DÉMOCRATIE POTEMKINE ?
« Le Bal des illusions. Ce que la France croit, ce que le monde voit »[3]. Le titre de cet ouvrage paru récemment traduit parfaitement la réalité du décalage entre une France rêvée par ses dirigeants et une France vécue par ses citoyens et jugée par le reste du monde. Elle met en évidence la médiocrité des éternels donneurs de leçons. La France actuelle excelle dans son rôle de maître de l’incohérence. Elle s’enivre de mots pour oublier les vérités qui fâchent. Il est grand temps de mettre un terme à cette dissonance acceptée par pusillanimité. Il nous faut tirer un trait sur les blocages institutionnels inhérents au fonctionnement de notre système politique[4]. À cette fin, il est indispensable de passer de l’ambition d’être une démocratie exemplaire à l’action afin d’y parvenir effectivement.
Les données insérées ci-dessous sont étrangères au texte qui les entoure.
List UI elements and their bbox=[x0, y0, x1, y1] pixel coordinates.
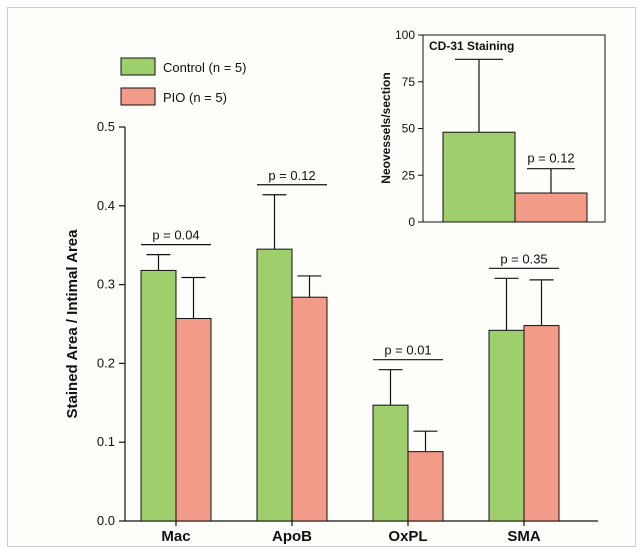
inset-bar-control bbox=[442, 131, 516, 223]
p-value-oxpl: p = 0.01 bbox=[384, 343, 431, 358]
inset-y-tick-label: 100 bbox=[395, 28, 415, 42]
main-bars bbox=[140, 194, 560, 522]
inset-bars bbox=[442, 58, 588, 223]
inset-title: CD-31 Staining bbox=[429, 39, 514, 53]
p-value-apob: p = 0.12 bbox=[268, 168, 315, 183]
main-y-tick-label: 0.1 bbox=[97, 434, 115, 449]
main-y-tick-label: 0.5 bbox=[97, 119, 115, 134]
bar-pio-sma bbox=[523, 325, 560, 522]
main-y-ticks: 0.0 0.1 0.2 0.3 0.4 0.5 bbox=[97, 119, 125, 528]
main-y-tick-label: 0.0 bbox=[97, 513, 115, 528]
main-categories: Mac ApoB OxPL SMA bbox=[161, 521, 541, 545]
legend-label-control: Control (n = 5) bbox=[163, 60, 246, 75]
inset-p-value: p = 0.12 bbox=[527, 151, 574, 166]
category-label-mac: Mac bbox=[161, 528, 190, 545]
inset-p-value-text: p = 0.12 bbox=[527, 151, 574, 166]
category-label-oxpl: OxPL bbox=[388, 528, 427, 545]
bar-pio-mac bbox=[175, 317, 212, 522]
inset-y-axis-label: Neovessels/section bbox=[379, 72, 393, 183]
main-y-axis-label: Stained Area / Intimal Area bbox=[64, 229, 81, 419]
legend-swatch-pio bbox=[120, 87, 156, 106]
p-value-mac: p = 0.04 bbox=[152, 228, 199, 243]
inset-bar-pio bbox=[514, 192, 588, 223]
main-y-tick-label: 0.3 bbox=[97, 277, 115, 292]
bar-control-sma bbox=[488, 329, 525, 522]
legend-label-pio: PIO (n = 5) bbox=[163, 90, 227, 105]
legend-swatch-control bbox=[120, 57, 156, 76]
main-y-tick-label: 0.2 bbox=[97, 355, 115, 370]
inset-y-tick-label: 25 bbox=[402, 168, 416, 182]
category-label-apob: ApoB bbox=[272, 528, 312, 545]
bar-control-oxpl bbox=[372, 404, 409, 522]
inset-y-ticks: 0 25 50 75 100 bbox=[395, 28, 423, 229]
inset-y-tick-label: 0 bbox=[408, 215, 415, 229]
main-p-values: p = 0.04 p = 0.12 p = 0.01 p = 0.35 bbox=[141, 168, 559, 361]
bar-control-mac bbox=[140, 269, 177, 522]
legend: Control (n = 5) PIO (n = 5) bbox=[120, 57, 246, 106]
bar-control-apob bbox=[256, 248, 293, 522]
p-value-sma: p = 0.35 bbox=[500, 251, 547, 266]
inset-y-tick-label: 75 bbox=[402, 75, 416, 89]
category-label-sma: SMA bbox=[507, 528, 541, 545]
bar-pio-oxpl bbox=[407, 451, 444, 522]
bar-pio-apob bbox=[291, 296, 328, 522]
inset-y-tick-label: 50 bbox=[402, 122, 416, 136]
main-y-tick-label: 0.4 bbox=[97, 198, 115, 213]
In fine, la seule question qui vaille d’être posée peut se résumer par la formule suivante : vous avez dit démocratie française[5] !
Jean DASPRY
(Pseudonyme d’un haut fonctionnaire)
Docteur en sciences politiques
Les opinions exprimées ici n’engagent que leur auteur
[1] Maroun Eddé, Emmanuel Macron perçoit l’Etat comme un contre-pouvoir qu’il faudrait « ubériser », Le Monde, 19 avril 2024, p. 26.
[2] Roseline Letteron, Impartialité : le Conseil d’Etat protecteur des libertés du Conseil d’Etat, www.libertescheries.blogspot.com , 16 avril 2024.
[3] François d’Alanson/Richard Werly, Le Bal des illusions. Ce que la France croit, ce que le monde voit, Grasset, 2024.
[4] Nicolas Baverez , Sortir la France de l’impasse, Le Figaro, 22 avril 2024, p. 17.
[5] Valéry Giscard d’Estaing, Démocratie française, Fayard, 1974.